Alors que la communauté internationale célébrait la Journée internationale de l’éducation, un rapport du Fonds des Nations Unies pour l’enfance (UNICEF) jette une lumière nouvelle sur le parcours scolaire en République démocratique du Congo. Les chiffres, publiés ce samedi 24 janvier, révèlent une transformation silencieuse mais significative du paysage éducatif congolais après des décennies de grandes difficultés. Mais au-delà des statistiques encourageantes, quelle est la réalité vécue dans les salles de classe et les cours d’écoles à travers le vaste territoire national ?
La progression la plus marquante concerne l’accès à l’éducation de base. En seize ans seulement, la proportion d’enfants congolais exclus du système scolaire est tombée de 39% à 18%. Cette dynamique positive, soulignée dans le rapport, témoigne des efforts conjoints des autorités nationales et de leurs partenaires techniques et financiers. Comment ne pas voir dans cette évolution un signe d’espoir pour des millions de familles qui, hier encore, ne pouvaient offrir à leurs enfants les bancs de l’école ?

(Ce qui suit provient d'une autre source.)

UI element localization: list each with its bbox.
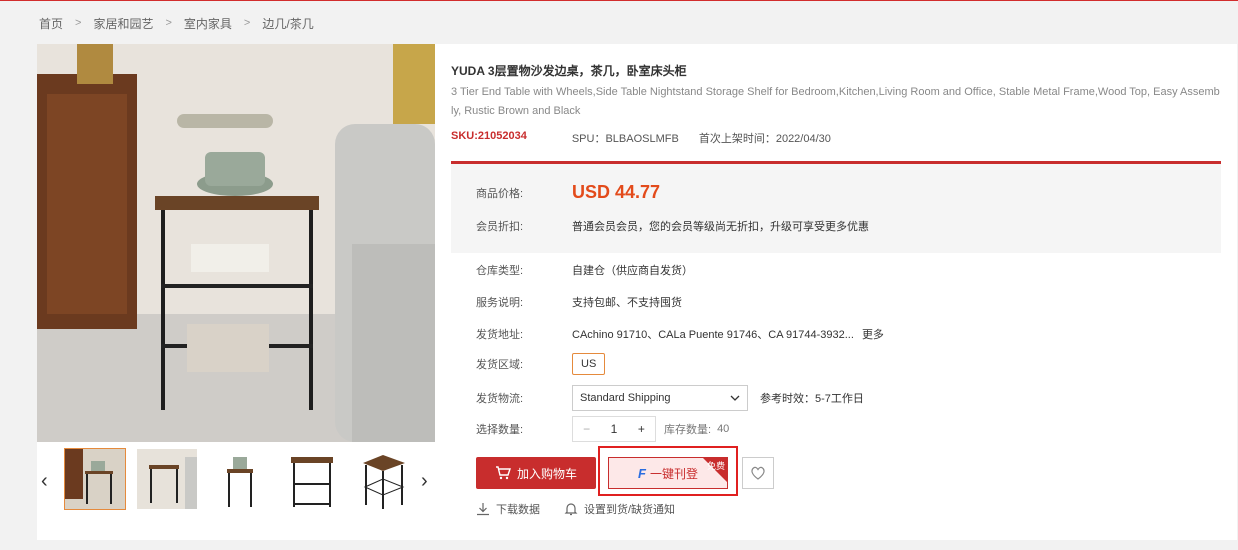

L’autre indicateur majeur, le taux d’achèvement du cycle primaire, confirme cette tendance. Il est passé de seulement 29% en 2001 à 75% en 2021. Cette hausse spectaculaire signifie concrètement que davantage d’élèves terminent le parcours fondamental, se dotant ainsi des compétences essentielles pour leur avenir. Cette amélioration du maintien scolaire représente un levier crucial pour le développement du capital humain en RDC. Mais suffit-il de garder les enfants plus longtemps à l’école pour garantir la qualité des apprentissages ?
Car derrière ces chiffres encourageants se cachent des réalités plus complexes que les courbes ascendantes. L’UNICEF lui-même met en garde contre des disparités profondes qui menacent les progrès accomplis. Les inégalités géographiques restent criantes : l’accès à une éducation de qualité varie considérablement entre les provinces urbaines et les zones rurales reculées. Dans certaines régions affectées par les conflits armés, les salles de classe restent des lieux de grande précarité, quand elles ne sont pas purement et simplement fermées.

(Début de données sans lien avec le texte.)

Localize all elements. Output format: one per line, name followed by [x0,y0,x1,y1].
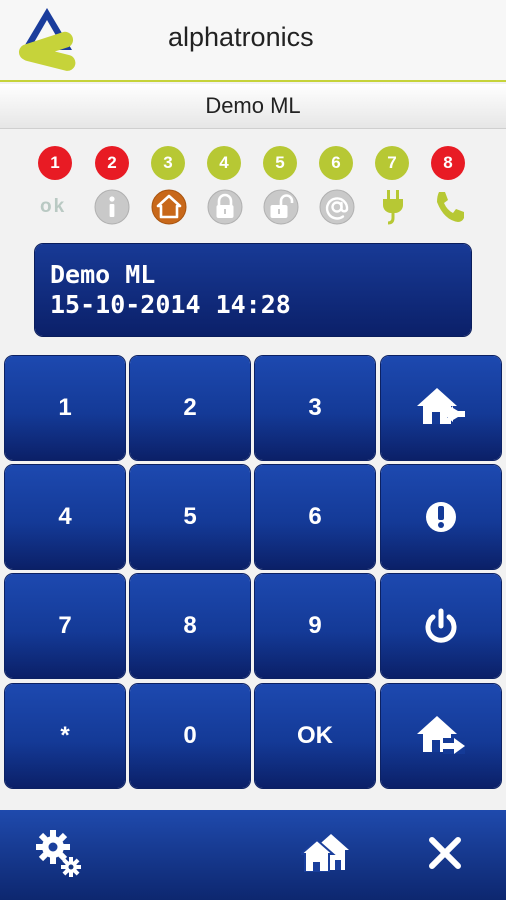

La question du genre demeure également préoccupante. Malgré les améliorations globales, les filles continuent souvent de rencontrer plus d’obstacles que les garçons pour poursuivre leur scolarité, particulièrement au-delà du primaire. Quels mécanismes concrets mettre en place pour garantir une véritable égalité des chances dans l’éducation en RDC ?
Au cœur du débat se trouve la question de la qualité de l’enseignement. De nombreux observateurs soulignent que l’augmentation des effectifs doit s’accompagner d’une amélioration des conditions d’apprentissage : formation des enseignants, disponibilité du matériel pédagogique, infrastructures scolaires adaptées. Sans ces éléments, le risque existe de voir la scolarisation des enfants au Congo se transformer en simple présence physique sans réelle acquisition de compétences.
Face à ce bilan contrasté, l’appel de l’UNICEF à renforcer les investissements et les réformes du secteur éducatif prend tout son sens. Garantir à tous les enfants congolais une éducation inclusive, équitable et de qualité n’est pas seulement un objectif noble ; c’est une condition indispensable au développement durable du pays. Les progrès réalisés démontrent que des changements sont possibles, même dans un contexte difficile. Mais ils rappellent aussi que le chemin reste long avant que chaque enfant, quelles que soient ses origines ou sa localisation géographique, puisse bénéficier du droit fondamental à l’éducation.
Alors que la RDC continue sa lutte pour améliorer son système éducatif, les acteurs du secteur restent confrontés à une équation complexe : comment maintenir la dynamique positive d’accès tout en relevant les défis persistants de qualité et d’équité ? La réponse à cette question déterminera en grande partie la capacité du pays à transformer son capital humain en véritable moteur de développement. Le rapport de l’UNICEF sur la scolarisation en RDC ouvre ainsi une fenêtre optimiste, mais qui nécessite plus que jamais des engagements soutenus et des actions ciblées pour ne pas se refermer sur des promesses non tenues.